When I landed in Frankfurt I felt quite energetic and pushed through the afternoon with ease. Or maybe it felt easy as I had several cups of coffee. I thought I’d nailed the flight even though I knew I didn’t get enough sleep.
Once I’d settled into my Airbnb, I checked my previous night’s biometrics I realized I’d only recorded four hours of sleep and my HRV had dropped into the low teens. Maybe I’d made a mistake not “force quitting” myself into a hard sleep on the airplane with a downer.
My average HRV is usually in the forties which isn’t all that impressive to begin with (I’ve got a spinal condition called ankylosis spondylitis) but I hadn’t expected all my biometrics to go flashing red quite so badly when I felt mostly fine. My guess is that the 8% reflected a significant amount of stress and I’d simply not flushed the adrenaline and cortisol out of my system.

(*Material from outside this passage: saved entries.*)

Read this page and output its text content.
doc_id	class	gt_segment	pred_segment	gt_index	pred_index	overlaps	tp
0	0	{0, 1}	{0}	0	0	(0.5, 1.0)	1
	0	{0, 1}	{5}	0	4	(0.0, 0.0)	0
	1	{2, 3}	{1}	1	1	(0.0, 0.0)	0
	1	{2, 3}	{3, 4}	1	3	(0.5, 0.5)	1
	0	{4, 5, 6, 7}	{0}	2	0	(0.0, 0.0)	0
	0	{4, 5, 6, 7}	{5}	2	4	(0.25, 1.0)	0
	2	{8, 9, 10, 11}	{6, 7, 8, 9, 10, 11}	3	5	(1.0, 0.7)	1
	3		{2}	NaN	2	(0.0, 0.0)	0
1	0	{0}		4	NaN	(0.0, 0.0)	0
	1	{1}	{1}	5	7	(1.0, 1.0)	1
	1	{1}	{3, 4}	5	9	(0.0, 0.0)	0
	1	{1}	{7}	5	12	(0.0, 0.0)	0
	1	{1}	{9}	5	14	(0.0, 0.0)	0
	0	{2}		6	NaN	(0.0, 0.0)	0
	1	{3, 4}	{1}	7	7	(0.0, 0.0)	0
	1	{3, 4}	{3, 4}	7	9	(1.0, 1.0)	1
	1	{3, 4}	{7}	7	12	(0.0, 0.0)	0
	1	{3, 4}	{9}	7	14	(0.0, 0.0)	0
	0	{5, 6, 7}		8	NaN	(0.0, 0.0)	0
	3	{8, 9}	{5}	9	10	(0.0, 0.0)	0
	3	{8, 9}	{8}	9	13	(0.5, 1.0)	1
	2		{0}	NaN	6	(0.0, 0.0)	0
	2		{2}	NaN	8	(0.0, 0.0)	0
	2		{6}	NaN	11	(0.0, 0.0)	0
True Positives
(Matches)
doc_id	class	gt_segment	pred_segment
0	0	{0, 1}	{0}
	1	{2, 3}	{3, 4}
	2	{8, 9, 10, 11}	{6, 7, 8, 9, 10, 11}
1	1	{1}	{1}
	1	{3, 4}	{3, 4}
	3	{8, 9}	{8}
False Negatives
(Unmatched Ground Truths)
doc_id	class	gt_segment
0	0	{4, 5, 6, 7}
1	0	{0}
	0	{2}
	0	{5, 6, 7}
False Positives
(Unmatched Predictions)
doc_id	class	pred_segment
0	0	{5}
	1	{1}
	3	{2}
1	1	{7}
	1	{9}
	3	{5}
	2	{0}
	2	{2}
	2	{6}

I’m keeping it low key today as a consequence. I was up at 7am European Central Time and went grocery shopping to stock the apartment. Getting sunlight is crucial and while I plan to keep EST hours mostly while I’m here it felt good to be up and about.
I managed to fit in some work, did a load of laundry, got some Ethiopian food for lunch and still feel like I can manage a work day. It’s now past 5Pm in Germany and America is just waking up on the west coast. My husband just texted me from San Francisco so it’s time to finish my day and start the day with everyone else.